Bonjour Alexis, peux-tu te présenter ?

Je m’appelle Alexis Bourbeau. Je suis né à Niort dans le département des Deux-Sèvres. J’ai 30 ans, bientôt 31 en décembre. J’ai commencé la danse alors que j’avais cinq ans.

Quelles étaient tes motivations pour débuter la danse à cet âge ? 

Ma mère l’a décidé pour moi. Elle souhaitait que je fasse une activité physique et faisait elle-même de la danse. Elle m’a alors inscrit dans une école et je ne me suis jamais arrêté de danser depuis.

Quel est ton parcours depuis tes 5 ans ?

J’ai passé cinq ans dans cette première école. Les étés, je participais à des stages de danse et puis un professeur est venu voir ma mère et lui a suggéré que je passe les concours pour l’Ecole de Danse de l’Opéra National de Paris. Au début, ma mère se disait « Non, enfin, pourquoi ? » et chaque année, lors des stages, le professeur relançait ma mère qui a fini par accepter. Je venais alors d’avoir onze ans. J’ai donc passé l’audition pour faire ce que l’on appelle « le petit stage », d’une durée de six mois, à l’Opéra National de Paris et c’est ainsi que tout a commencé. Au départ, danser n’était pas un plaisir pour moi, c’était le choix de ma mère. Mais en entrant dans cette école, j’ai appris à aimer la danse.

A partir de ce moment, j’ai donc suivi une scolarité qui se déroule en six ans. De mon côté, j’y ai passé sept ans et demi. En effet, j’ai commencé par le stage de six mois, puis j’ai continué avec les six divisions officielles, avec chaque année un examen de passage. La dernière année, il s’agit de passer au Corps de Ballet mais je n’ai pas été pris, j’ai donc redoublé ma première division.

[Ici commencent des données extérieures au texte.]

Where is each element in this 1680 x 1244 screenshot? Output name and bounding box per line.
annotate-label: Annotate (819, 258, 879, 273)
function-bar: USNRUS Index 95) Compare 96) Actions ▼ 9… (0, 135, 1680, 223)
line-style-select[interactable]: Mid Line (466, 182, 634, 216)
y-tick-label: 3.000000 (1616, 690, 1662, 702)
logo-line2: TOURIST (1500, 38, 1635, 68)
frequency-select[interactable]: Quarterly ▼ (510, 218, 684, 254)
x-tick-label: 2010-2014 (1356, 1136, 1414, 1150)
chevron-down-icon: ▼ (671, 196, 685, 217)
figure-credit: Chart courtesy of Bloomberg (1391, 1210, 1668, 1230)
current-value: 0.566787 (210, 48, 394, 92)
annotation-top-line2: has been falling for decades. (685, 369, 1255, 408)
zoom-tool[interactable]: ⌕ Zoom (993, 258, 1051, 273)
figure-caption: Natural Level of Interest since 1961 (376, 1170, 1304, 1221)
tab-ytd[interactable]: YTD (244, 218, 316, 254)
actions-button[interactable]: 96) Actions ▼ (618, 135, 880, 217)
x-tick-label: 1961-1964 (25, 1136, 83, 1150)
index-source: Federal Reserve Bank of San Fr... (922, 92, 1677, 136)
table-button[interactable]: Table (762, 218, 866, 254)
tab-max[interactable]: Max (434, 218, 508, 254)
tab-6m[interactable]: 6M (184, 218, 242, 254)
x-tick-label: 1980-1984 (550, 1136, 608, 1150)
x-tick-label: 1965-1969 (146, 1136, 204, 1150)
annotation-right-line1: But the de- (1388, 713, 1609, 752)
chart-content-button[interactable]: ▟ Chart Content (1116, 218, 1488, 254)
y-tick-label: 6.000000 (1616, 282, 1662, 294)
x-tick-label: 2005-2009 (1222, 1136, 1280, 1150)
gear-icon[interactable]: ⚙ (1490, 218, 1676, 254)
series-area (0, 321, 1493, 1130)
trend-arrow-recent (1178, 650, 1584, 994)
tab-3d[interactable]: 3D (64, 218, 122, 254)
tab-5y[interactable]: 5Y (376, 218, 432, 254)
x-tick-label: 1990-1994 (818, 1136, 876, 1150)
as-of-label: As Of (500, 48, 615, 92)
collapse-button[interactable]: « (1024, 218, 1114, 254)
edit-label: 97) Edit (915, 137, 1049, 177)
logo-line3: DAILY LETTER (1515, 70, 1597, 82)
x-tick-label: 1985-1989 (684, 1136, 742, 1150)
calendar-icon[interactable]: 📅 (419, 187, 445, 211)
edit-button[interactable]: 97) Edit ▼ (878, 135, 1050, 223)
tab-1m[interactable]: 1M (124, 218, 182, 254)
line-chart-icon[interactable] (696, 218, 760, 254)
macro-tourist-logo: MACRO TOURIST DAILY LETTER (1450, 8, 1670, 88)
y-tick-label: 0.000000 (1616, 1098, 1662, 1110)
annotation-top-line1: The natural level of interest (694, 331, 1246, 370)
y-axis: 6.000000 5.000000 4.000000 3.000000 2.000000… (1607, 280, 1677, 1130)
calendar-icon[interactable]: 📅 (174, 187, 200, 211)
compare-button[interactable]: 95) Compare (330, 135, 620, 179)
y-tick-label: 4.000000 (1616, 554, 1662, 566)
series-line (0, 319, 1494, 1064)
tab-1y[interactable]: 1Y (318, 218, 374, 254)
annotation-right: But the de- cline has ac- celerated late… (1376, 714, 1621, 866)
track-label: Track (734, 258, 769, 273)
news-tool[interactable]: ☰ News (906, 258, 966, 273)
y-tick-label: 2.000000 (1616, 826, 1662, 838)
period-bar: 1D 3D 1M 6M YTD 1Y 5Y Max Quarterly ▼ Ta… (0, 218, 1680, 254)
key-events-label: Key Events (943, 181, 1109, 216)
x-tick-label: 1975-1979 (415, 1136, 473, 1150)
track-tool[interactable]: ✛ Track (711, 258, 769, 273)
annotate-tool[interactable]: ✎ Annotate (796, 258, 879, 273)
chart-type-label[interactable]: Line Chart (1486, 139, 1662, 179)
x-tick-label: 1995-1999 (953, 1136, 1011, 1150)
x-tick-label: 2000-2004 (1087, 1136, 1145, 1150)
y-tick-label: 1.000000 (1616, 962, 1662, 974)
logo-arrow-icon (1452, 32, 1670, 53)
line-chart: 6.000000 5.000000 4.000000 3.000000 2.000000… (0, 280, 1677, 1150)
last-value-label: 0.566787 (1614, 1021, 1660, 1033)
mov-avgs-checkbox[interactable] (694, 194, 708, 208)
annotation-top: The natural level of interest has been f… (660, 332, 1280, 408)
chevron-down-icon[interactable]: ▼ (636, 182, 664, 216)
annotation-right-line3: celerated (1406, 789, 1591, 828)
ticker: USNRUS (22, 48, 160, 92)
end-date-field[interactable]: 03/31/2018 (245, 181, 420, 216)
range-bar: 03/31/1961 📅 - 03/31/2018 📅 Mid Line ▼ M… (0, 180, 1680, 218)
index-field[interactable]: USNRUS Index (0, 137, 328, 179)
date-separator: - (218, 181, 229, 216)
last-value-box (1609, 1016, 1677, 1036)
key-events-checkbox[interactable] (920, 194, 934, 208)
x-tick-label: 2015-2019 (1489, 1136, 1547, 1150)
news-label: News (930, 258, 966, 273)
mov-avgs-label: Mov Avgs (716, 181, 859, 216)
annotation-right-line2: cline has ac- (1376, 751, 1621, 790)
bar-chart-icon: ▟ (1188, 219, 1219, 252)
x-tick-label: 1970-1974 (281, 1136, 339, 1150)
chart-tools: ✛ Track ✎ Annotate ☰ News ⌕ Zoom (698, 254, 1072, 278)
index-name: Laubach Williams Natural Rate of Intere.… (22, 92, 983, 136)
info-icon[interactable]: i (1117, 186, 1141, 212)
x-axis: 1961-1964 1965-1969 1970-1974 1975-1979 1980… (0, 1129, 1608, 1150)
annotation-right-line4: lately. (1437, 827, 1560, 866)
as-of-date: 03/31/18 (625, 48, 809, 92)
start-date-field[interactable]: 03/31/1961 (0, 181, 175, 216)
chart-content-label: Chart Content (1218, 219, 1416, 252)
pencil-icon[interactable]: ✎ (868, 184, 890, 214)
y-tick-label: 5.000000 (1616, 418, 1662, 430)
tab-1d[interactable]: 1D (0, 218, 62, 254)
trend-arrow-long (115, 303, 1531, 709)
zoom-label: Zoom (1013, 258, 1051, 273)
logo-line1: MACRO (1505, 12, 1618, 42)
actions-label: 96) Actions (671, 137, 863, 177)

Après ces sept années, j’ai voulu voir ce qui se faisait en dehors de la danse classique. Il faut aussi savoir que je faisais d’autres choses en parallèle de la danse classique. L’été, je faisais des stages de moderne/jazz, du hip hop. J’ai donc passé une année à Paris, où j’ai travaillé avec la chorégraphe espagnole Blanca Li. J’ai travaillé durant une saison sur une production, même si ce n’est pas le terme quand on est intermittent du spectacle. Je faisais également des petits projets, des projets de télévision, pour découvrir plein de choses. Mais après cette année passée à Paris, le classique me manquait et je souhaitais m’y remettre. Pour cela, je suis allée à Cannes, chez Rosella Hightower, où il existe un jeune ballet. J’ai alors passé et réussi l’audition. Le fonctionnement là-bas est similaire à celui d’une compagnie : les cours le matin, suivi des répétitions pour les ballets. J’ai ainsi pu me remettre vraiment au classique. Je me suis dit que ce qui me conviendrait vraiment serait de trouver une compagnie de répertoire. Le Ballet de l’Opéra National de Lyon me tentait beaucoup, notamment pour les pièces et les chorégraphes tels que Forsythe, Kylián… J’ai donc passé l’audition pour Lyon, qui s’est bien passée. Je suis resté neuf ans dans cette compagnie, à passer d’un chorégraphe à un autre, du néoclassique au contemporain.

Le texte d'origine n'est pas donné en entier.